Of what I...I cannot recall...I am giving the pen back now.
Doctor's Notes concerning patient John Hamish Watson:
The complete psychotic break suffered by the patient in question has continued to keep a grasp on his mind. All attempts so far to remind him of his wife's passing have been met with a violent outburst and immediate sedation. Watson was broguht in suffering a head wound from a pistol blow to the temple meted out by his friend and primary caregiver Sherlock Holmes. Holmes claims that he had to fight the patient for a revolver after he attempted to take his life; the struggle was such that he knocked the man unconscious to subdue him. This account, collaborated by a member of Scotland Yard who was on the scene.

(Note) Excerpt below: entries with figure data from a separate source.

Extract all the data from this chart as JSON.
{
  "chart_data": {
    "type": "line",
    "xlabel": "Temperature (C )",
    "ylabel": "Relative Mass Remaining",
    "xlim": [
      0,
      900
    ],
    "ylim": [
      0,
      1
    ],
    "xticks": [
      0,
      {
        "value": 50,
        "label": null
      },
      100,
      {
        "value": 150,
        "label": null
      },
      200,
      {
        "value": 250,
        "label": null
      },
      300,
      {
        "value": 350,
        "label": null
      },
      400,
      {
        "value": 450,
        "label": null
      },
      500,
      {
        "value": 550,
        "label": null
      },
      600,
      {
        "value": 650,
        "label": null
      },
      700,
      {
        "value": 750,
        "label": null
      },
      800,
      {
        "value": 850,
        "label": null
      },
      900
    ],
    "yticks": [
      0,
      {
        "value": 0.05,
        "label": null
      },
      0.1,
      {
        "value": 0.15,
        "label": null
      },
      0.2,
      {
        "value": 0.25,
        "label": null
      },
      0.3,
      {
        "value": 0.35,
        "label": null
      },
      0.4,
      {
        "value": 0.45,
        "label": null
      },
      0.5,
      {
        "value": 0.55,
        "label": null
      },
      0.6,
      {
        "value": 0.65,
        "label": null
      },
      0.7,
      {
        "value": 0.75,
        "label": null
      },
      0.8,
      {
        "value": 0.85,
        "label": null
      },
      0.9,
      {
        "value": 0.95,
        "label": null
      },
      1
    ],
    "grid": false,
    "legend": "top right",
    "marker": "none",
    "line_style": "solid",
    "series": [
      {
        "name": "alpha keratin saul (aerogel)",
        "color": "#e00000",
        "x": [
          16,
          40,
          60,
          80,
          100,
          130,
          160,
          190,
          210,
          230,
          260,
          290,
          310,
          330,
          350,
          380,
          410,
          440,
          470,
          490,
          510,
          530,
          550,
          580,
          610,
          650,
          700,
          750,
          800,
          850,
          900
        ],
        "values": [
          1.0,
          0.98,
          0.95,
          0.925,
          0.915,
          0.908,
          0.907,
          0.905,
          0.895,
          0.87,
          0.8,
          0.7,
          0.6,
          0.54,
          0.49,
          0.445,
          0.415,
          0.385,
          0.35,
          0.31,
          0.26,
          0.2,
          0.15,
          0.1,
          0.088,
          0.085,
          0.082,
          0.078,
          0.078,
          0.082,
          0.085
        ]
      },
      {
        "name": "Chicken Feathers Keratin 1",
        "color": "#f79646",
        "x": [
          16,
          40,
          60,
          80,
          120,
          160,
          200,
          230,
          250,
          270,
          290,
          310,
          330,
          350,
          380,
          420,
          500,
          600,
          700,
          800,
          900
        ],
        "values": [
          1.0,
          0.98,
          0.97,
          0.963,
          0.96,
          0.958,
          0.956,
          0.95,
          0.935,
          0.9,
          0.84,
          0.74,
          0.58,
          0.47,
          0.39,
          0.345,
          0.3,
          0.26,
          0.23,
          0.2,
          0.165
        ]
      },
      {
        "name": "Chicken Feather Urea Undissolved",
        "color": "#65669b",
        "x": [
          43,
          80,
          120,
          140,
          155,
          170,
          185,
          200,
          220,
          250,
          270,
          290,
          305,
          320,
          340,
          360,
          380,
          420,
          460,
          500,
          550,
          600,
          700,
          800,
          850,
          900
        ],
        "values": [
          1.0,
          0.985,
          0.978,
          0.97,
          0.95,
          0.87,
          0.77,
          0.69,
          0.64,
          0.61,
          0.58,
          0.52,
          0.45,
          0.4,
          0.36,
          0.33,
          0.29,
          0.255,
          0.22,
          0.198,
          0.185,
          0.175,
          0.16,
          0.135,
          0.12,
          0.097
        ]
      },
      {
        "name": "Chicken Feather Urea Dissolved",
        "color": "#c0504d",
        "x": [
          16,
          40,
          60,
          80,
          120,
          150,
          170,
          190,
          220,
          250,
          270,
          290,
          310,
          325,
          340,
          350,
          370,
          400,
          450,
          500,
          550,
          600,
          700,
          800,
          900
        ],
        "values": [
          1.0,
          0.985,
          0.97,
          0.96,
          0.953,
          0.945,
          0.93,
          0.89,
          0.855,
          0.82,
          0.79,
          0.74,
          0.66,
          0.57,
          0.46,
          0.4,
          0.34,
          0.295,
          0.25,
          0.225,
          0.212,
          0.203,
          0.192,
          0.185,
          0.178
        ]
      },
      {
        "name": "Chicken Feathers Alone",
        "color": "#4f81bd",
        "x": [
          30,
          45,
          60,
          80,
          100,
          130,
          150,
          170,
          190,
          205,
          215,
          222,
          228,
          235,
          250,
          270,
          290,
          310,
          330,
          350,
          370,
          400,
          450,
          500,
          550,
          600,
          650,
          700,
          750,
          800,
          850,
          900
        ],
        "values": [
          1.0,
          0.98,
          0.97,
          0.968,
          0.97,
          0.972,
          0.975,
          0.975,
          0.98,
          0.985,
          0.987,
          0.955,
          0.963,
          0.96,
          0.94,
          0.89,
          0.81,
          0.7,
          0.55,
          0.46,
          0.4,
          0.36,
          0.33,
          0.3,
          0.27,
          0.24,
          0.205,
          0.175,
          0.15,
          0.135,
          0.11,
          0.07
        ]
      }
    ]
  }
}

One mystery that needs to be cleared up for security purposes, on multiple occasions, the nurse has come into Watson's bed chamber in the morning and found a peculiar shade of rose, it is a pink-purple colour of a type I have not seen before. He has bars on his window and is in a secure wing of the facility that keeps a guard on the door. His friend Sherlock Holmes is looking in on the mystery but as of yet has not discovered a perpetrator.
In the way of coincidence, Watson carrying on conversations with his dead wife during the night has accompanied these nocturnal Rose gifts.
I am unable to draw any conclusions at this time.
Doctor Emile Cabrera
I've never decided what this story is, supernatural or merely tragedy, but It always leaves me with a sense of melacholy. Don't worry though, the good doctor recovers eventually. At least I want to believe he does...you decide.